Il movimento-no global dopo Seattle

La mobilitazione di Seattle, pur non essendo la prima manifestazione dei no-global, fu quella che per prima ebbe una risonanza mondiale e che vide una partecipazione e un’organizzazione ben strutturate. Il movimento no-global, negli anni successivi, continuò a sfruttare le riunioni delle istituzioni internazionali per organizzare i propri cortei, come avvenne a Davos, Napoli e Goteborg nel 2001. Il culmine del movimento si raggiunse poi con gli eventi del G8 di Genova, sempre nel 2001, diventati famosi per gli abusi commessi dalle forze dell’ordine che hanno portato Amnesty International a dichiarare l’evento “la più grave sospensione dei diritti democratici in un Paese occidentale dopo la seconda guerra mondiale”.
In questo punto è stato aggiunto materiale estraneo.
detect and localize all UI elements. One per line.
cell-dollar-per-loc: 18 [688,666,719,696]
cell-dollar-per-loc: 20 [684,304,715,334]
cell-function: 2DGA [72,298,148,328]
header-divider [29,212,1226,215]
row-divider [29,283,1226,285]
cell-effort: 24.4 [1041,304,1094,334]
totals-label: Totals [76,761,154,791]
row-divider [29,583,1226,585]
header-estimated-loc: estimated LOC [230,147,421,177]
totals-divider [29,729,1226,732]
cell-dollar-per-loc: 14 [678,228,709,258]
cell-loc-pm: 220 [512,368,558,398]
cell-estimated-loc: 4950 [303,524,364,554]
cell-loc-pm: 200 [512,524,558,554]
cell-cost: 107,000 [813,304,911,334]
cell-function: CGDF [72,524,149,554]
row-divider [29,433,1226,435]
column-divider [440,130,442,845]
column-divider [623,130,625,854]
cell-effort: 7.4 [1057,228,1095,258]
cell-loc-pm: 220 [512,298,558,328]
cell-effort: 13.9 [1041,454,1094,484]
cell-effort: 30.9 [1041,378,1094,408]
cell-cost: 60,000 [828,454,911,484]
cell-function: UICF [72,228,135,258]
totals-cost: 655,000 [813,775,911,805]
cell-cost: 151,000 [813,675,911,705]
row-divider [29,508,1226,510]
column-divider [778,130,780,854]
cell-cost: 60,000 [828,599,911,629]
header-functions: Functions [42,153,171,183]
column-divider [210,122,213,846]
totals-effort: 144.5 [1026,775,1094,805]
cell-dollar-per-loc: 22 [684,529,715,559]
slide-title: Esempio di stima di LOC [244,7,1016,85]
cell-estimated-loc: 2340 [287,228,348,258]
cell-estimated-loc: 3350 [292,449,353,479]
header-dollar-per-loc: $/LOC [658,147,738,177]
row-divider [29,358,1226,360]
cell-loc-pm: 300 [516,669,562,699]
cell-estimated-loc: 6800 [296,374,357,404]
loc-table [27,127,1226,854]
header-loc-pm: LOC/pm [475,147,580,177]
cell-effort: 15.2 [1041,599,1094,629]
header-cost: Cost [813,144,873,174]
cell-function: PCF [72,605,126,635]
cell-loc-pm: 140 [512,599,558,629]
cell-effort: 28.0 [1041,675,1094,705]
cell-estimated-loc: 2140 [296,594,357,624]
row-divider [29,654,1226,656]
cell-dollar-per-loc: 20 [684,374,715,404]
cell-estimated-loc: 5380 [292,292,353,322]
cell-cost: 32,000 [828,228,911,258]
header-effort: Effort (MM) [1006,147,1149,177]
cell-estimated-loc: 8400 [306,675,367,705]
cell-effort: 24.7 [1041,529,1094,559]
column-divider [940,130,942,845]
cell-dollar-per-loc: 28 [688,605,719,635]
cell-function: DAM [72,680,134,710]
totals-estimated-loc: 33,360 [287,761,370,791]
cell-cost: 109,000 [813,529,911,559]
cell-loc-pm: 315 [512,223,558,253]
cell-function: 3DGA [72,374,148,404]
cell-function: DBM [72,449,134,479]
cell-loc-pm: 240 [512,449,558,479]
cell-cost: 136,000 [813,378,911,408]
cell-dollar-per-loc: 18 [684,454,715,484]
Seattle fu quindi la scintilla che innescò un movimento diffuso in tutto il globo, incredibilimente inclusivo e che per qualche anno fu al centro del dibattito politico, diventando parte del linguaggio e della cultura mainstream. Tuttavia, la continua repressione dei no-global, e l’indifferenza delle istituzioni per le loro idee, ha portato negli anni alla disgregazione del movimento, che ha subito il colpo più duro e decisivo proprio a Genova. Nato con grandi speranze e ambizioni, alla fine questo non è riuscito a tramutare la propria agenda in concrete azioni politiche, anche se le responsabilità maggiori sono della politica e di chi avrebbe dovuto, dal 1999 in poi, comprendere e accettare le istanze dei no-global. Questi, infatti, avevano anticipato gran parte delle problematiche che sono diventate, oggi, sfide urgenti da risolvere, su tutte la questione ambientale e le disuguaglianze.

Fonti e approfondimenti:

Burgess, J. “Violence Breaks Out at Seattle WTO Meeting”, Washington Post, 30/11/1999.

Hardt, M., “What the Protesters in Genoa Want”, The New York Times, 20/07/2001.

Warden A. “A Brief History Of The Anti-Globalization Movement”, University of Miami International and Comparative Law Review, 2005.